When using MassGen to analyze logs, execution traces, performance data, or prior MassGen outputs.

| ID | Criterion | Category |
|----|-----------|----------|
| E1 | The analysis identifies concrete, specific findings — not vague observations. Each finding points to a specific location, pattern, or data point in the source material. | core |
| E2 | Findings are supported by evidence from the actual data, not inferred from assumptions about what "usually" happens. Claims include references to specific log entries, metrics, or examples. | core |
| E3 | The analysis distinguishes symptoms from root causes. Surface-level observations (e.g., "agent 2 was slow") are traced to underlying explanations (e.g., "agent 2 hit rate limits due to tool call volume"). | core |
| E4 | Actionable recommendations follow from findings. Each significant finding includes a concrete suggestion for what to change, not just a description of what went wrong. | core |
| E5 | The analysis identifies patterns across the dataset, not just individual anomalies. Recurring behaviors, systematic biases, or structural issues are surfaced alongside one-off events. | stretch |

## Current Execution Order

Today, primitives execute in this fixed sequence:

```
In chat() — before coordination:
  1. Planning mode analysis (if enabled)
     → Reuses an existing agent inline
     → Sets tool constraints on all agent backends
     → Output: backend.set_planning_mode() flags

In _coordinate_agents() — at coordination start:
  2. Persona generation  ⎤  Subagent spawns
                         ⎥  (concurrent if both enabled)
  3. Eval criteria gen   ⎦  Output stored in orchestrator state

  4. Task decomposition (decomposition mode only)
     → Subagent spawn, runs after personas/criteria
     → Output: self._agent_subtasks dict

  5. Main round loop begins
     Per round, per agent:
       → Persona text prepended to system message
       → Eval criteria passed as checklist items + system message section
       → Subtask (if decomposition) wraps user message
       → Planning mode constrains available tools
```

## Future: Explicit Phase Composition

The current implementation hard-codes the ordering and each primitive runs as a single subagent spawn without iterative refinement. The vision is explicit phase composition where users define ordered phases, each phase being a full MassGen coordination (with its own agents, rounds, primitives, and checklist gates):

```yaml
# Conceptual — not yet implemented
phases:
  - name: persona_generation
    coordination:
      agents: 3
      max_rounds: 2
      checklist_criteria: persona  # uses persona-specific gates from above
    output_type: personas
    feeds_into: [plan, execute]    # which phases consume this output

  - name: plan
    coordination:
      agents: 5
      max_rounds: 4
      persona_generator:
        enabled: true             # personas for the planners themselves
      checklist_criteria: prompt  # plan judged as a brief/prompt
    output_type: plan
    feeds_into: [execute]

  - name: execute
    coordination:
      agents: 3
      max_rounds: 6
      personas: $phases.persona_generation.output
      evaluation_criteria_generator:
        enabled: true
      checklist_criteria: auto
    input: $phases.plan.output
```

Each phase is a full coordination with its own quality gates.

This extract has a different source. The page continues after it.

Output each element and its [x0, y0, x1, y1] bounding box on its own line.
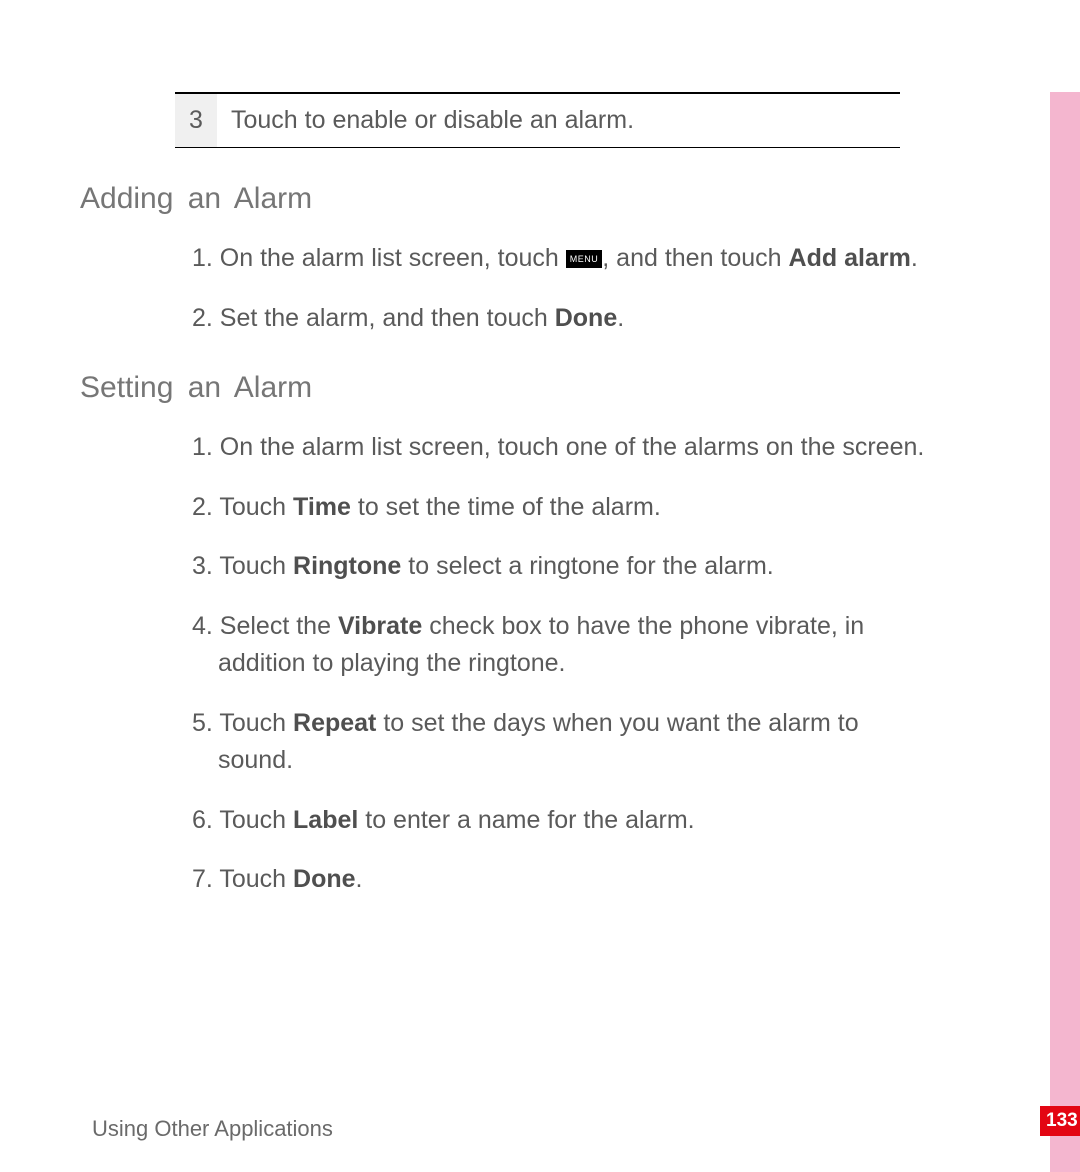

The output of one phase feeds specific injection points in the next. This is where the combinatorial power lives — and finding the right compositions for different task types is one of MassGen's most important ongoing research directions.

The space is vast: different personas for planning vs. execution, different evaluation criteria per plan chunk, decomposition within one phase but parallel in another, recursive refinement of the primitives themselves. The primitives are simple; the compositions are where the magic happens.